Acceptance of our limitations or circumstances does not mean that we will remain stuck in them forever. Interestingly enough, it is only by accepting them that we become able to grow beyond them. But let me caution that acceptance and resignation are not the same thing! Acceptance is a big lofty word that seems to be open to this wide chasm of interpretation. And, to some extent, I think this wide-openness precipitates confusion just as much as it allows for for freedom.
So what is acceptance and what is it not? Let’s first look at what it is not because most of us are guilty of practicing the ruinous side of this coin much more often than the virtuous side.
Acceptance is NOT
throwing a tantrum; pouting; judging or spreading ill about other people; plotting revenge; replaying or projecting conversations in your head; repeatedly telling everybody you talk to about an incident in which you were wronged; and accepting unacceptable behavior, just to name a few.

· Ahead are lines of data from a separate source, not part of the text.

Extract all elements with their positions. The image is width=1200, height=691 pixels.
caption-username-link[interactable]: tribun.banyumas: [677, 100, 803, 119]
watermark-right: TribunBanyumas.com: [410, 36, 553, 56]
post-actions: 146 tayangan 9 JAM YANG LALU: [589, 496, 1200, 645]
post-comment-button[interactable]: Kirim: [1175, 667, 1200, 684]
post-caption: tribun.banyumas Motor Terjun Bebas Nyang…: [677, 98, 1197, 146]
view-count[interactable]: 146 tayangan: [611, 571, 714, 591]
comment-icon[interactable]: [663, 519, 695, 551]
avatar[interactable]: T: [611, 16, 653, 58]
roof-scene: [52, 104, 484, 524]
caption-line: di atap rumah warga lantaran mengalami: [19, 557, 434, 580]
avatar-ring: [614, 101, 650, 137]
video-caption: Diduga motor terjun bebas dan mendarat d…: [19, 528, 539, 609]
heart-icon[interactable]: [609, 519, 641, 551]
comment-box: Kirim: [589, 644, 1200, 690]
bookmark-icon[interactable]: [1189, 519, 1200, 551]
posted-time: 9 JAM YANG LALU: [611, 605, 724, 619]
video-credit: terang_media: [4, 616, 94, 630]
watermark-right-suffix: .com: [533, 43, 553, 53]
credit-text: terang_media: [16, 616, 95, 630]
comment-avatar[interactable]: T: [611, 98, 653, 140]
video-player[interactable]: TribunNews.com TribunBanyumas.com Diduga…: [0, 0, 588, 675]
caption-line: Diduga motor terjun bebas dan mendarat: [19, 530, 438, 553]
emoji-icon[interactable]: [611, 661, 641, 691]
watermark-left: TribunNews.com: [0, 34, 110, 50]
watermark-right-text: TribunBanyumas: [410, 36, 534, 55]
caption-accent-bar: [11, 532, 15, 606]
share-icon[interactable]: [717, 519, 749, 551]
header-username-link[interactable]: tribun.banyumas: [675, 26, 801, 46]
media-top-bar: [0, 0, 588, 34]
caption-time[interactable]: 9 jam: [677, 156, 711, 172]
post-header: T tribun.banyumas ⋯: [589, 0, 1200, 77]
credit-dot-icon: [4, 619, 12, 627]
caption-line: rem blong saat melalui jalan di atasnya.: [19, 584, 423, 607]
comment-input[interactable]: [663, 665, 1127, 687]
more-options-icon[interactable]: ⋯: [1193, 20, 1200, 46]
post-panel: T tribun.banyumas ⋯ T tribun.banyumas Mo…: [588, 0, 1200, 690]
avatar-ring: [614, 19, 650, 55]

This last one is a biggie! There is a train-wreck at the end of accepting unacceptable behavior. How often do you allow someone to dictate your actions, either because they are overtly forcing it on you as if you’re their captive (and you buy into the idea that you deserve it) or because you are choosing to allow someone else to take up free rent space in your head? Their words permeate your actions, not because you want them to, but because they are already embedded deep in your thoughts. You find yourself doing or allowing the same thing over and over again and wondering why you can’t change that part about yourself or your life. And then you resign. You resign yourself into a deep abyss and call it acceptance.
Just as acceptance and resignation are not the same, acceptance and tolerance are not the same either.
It’s like this: Acceptance run riot becomes resignation. Tolerance run riot becomes self-loathing.
So what is tolerance, then?
Tolerance is temporary and external. It is allowing someone else the grace of poor behavior and not taking it personal or making it your personal quest to rake thru sorting it out with them. It is giving someone the dignity to take ownership of their own poor behavior by telling them the truth, by setting boundaries, and by not going back for more. It is honoring your own self-worth, while letting others to choose to destroy their’s.
Acceptance, on the other hand, is more about an internal state of being. It is a mental, emotional and spiritual resolve; an energy signature. Acceptance and tolerance (in its virtuous side) go hand-in-hand. Acceptance is what makes tolerance possible.